I'm taking general relativity at the moment, and today in class the instructor gave us a definition of tangent vector as:

$v$ is a tangent vector based at $p\in M$ if $v_{p}$ is a linear combination of the directional derivative $\frac{\partial}{\partial x^\mu}$ $$v=v^\mu \frac{\partial}{\partial x^\mu} \bigg|_{p}$$

He also mention that vectors and directional derivatives are in one-to-one correspondence.
I don't see why this definition is equivalent to the old Calculus definition of tangent vector: That given a curve $\gamma(\tau): (-\epsilon,\epsilon) \rightarrow M$ with parameter $\tau \in (-\epsilon,\epsilon)$ and $\gamma(0)=p$, the components of the tangent vector to the curve at $p$ is $$v^{\mu}=\frac{\partial{x^\mu}}{\partial \tau}\bigg|_{\tau=0}$$

His new definition of tangent vector is a sum, while the old definition is a tuple. I have not yet understood manifolds, so can you explain this in a simple way with examples such that a student of Physics can understand?

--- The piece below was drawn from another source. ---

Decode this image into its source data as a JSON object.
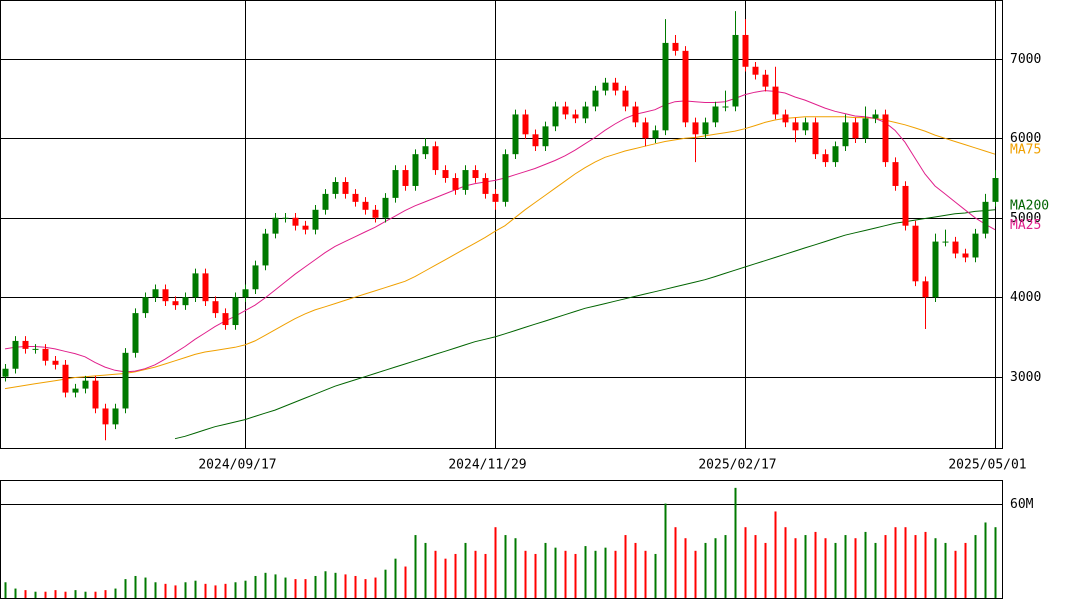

For $v\in T_pM$, we want to view $v$ as a directional derivative operator. That is, if $c$ is a curve with $c'(0)=v$, then $$v(f) : =\frac{d}{dt} f\circ c(t)$$
Here we must show that $v(f)$ is independent of curve $c$.
(1) Let $w:=(d\phi)^{-1}v$ Then if $c=\phi\circ \alpha,\ \alpha'(0)=w,$ $$v(f)= \frac{d}{dt} f\circ c(t)=\frac{d}{dt} f\circ \phi\circ \alpha (t)=d(f\circ \phi)\ w$$ That is it is independent of curve. But we must consider $\phi,\ w$
(2) $\psi$ is another chart. Then $$v(f)= d(f\circ \psi)\ x,\ x:=(d\psi)^{-1}(v)$$
Here $d(\psi^{-1}\circ \phi)\ w=x$ so that $d(f\circ \psi)\ x=d(f\circ \phi)\ w$. That is it is independent of charts.